İsmail bir süre ne yapacağını düşündü. Etrafına baktı. Neden bu adamı dövmüşlerdi ? Neden buradaydı ?
Uzun boylu, kıvırcık saçlı, güzel yüzü olan bir adamdı. Yüzündeki kan bile onu çirkin gösteremezdi.
Adamın acıyla kıpırdandığını gördüğünde İsmail onu buradan götürmesi gerektiğine emindi. Sanki kuş gibi hafifmiş gibi adamı omzuna aldığında, kıvırcık saçlı gözlerini araladı ve fısıldadı.
"Başını belaya sokacaksın İsmail."
İsmail fısıltı ve kısık ses arasında kalan ses tonuna karşı şok içinde baktı bir süre. Adını nereden biliyordu ?
Çok düşünmeden ve kimseye görünmeden eve çıkarttı koca bedeni. Yavaşça - pek de yavaş olmayan bir şekilde - koltuğa bıraktı onu ve hemen perdeleri örtmeye gitti.
Camın kenarından bir süre dışarıya baktığında koltuktaki bedenin alaycı sesini duydu.
"Madem korkuyorsun neden yardım ediyorsun bana ?"
İsmail koltuktaki adama dönüp gözlerini devirdi.
"Minnettar olman gerekirken bu kadar boş yapman sinir bozucu"
Koltuktaki beden hiçbir şey söylemezken İsmail banyoya gitti. Birkaç pansuman malzemesi bularak geri döndü. Tıp fakültesi öğrencisi olmasına rağmen hala neden tam teşekküllü bir ilk yardım çantası yoktu o da bilmiyordu.
Koltuğa geri döndüğünde uzun bedenin çoktan uyuyakaldığını görünce şaşırmadı pek. O kadar kötü dayak yemişti ki ölmemesi mucizeydi.
Yavaşça bedeni yatırdı koltuğa. Gömleğini kesti hızlıca ve göğsündeki, karnındaki morluklara baktı. Acıyarak kaşlarını çattı. Cidden nasıl dayanmıştı bu kadar acıya ?
Bir süre yaralarını temizledi. Her irkildiğinde üzgün olduğunu söyleyerek geri çekildi.

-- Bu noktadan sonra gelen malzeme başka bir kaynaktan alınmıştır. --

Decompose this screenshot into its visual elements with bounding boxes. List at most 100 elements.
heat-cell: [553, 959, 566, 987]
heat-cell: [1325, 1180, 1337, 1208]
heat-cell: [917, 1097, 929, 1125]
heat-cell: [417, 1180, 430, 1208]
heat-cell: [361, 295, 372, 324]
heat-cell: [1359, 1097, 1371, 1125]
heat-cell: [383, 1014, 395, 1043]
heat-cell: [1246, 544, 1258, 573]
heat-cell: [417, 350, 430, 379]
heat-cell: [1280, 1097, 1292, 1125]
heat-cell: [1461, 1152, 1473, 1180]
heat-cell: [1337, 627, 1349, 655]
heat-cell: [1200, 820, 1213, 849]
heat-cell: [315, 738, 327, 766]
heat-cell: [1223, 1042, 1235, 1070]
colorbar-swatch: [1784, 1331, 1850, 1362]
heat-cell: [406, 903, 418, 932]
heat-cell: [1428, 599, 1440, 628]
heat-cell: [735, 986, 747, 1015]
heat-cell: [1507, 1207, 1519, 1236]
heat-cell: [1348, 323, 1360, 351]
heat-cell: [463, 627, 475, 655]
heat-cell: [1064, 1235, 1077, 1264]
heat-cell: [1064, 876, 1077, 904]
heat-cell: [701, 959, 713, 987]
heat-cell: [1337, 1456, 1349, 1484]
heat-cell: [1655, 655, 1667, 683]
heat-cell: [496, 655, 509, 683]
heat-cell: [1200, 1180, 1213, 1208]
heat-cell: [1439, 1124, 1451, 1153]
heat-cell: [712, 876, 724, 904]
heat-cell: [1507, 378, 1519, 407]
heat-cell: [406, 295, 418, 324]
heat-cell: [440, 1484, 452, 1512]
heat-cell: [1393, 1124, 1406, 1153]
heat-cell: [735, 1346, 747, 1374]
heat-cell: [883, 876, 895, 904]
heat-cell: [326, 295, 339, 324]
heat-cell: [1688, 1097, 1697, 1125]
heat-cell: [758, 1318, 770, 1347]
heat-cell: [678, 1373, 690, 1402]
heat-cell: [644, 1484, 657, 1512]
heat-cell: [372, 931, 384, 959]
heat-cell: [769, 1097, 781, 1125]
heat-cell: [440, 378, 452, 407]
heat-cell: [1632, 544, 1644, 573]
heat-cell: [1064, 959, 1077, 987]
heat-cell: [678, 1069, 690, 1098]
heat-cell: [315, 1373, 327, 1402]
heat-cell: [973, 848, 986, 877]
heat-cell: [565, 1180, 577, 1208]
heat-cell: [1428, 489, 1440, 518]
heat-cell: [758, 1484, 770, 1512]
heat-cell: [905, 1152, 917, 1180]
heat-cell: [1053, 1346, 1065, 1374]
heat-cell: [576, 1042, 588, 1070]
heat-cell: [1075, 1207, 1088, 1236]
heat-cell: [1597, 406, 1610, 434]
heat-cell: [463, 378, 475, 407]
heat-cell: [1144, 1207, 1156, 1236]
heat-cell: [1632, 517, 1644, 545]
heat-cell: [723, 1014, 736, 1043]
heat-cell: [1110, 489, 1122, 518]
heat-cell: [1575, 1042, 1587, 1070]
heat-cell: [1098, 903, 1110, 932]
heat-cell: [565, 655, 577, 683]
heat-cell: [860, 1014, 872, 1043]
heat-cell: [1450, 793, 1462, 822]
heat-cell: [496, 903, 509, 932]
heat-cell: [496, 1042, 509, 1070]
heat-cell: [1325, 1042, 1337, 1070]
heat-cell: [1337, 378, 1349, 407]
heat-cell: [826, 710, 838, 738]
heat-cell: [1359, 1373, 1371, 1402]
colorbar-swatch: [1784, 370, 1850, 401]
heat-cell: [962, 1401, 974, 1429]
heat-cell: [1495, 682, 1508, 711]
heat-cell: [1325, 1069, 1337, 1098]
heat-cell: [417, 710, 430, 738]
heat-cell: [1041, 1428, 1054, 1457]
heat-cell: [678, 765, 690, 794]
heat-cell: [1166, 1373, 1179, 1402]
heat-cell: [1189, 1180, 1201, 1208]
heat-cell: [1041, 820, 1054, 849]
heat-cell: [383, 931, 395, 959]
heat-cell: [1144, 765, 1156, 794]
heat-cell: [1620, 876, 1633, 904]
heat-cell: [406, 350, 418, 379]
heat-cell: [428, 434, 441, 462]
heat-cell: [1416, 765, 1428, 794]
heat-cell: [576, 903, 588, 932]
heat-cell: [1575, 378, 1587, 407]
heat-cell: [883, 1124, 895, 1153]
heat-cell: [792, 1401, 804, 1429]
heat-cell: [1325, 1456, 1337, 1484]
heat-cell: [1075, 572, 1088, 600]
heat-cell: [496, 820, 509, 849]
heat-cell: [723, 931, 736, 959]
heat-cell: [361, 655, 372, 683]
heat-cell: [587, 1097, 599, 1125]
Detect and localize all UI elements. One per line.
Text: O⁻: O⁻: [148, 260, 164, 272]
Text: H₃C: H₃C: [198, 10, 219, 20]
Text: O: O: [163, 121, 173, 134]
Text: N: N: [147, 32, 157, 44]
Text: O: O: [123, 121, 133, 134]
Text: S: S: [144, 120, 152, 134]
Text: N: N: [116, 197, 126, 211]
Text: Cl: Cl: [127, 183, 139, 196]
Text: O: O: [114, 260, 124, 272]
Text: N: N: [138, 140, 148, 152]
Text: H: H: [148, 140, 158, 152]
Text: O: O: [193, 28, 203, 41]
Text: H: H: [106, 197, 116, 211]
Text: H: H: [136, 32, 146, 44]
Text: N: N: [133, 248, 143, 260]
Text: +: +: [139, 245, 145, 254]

Daha sonra kanlı pamukları kenara koyup, işi bitince genç adamın üstünü bir pikeyle örtüp yanındaki diğer koltuğa uzandı.
Tanıdıktı, ona neden tanıdık geldiğini bilmiyordu ama yüzü tanıdıktı. Merak ediyordu kim olduğunu, neden dayak yediğini, neden korkutucu görünse de aslında korkutucu olmadığını.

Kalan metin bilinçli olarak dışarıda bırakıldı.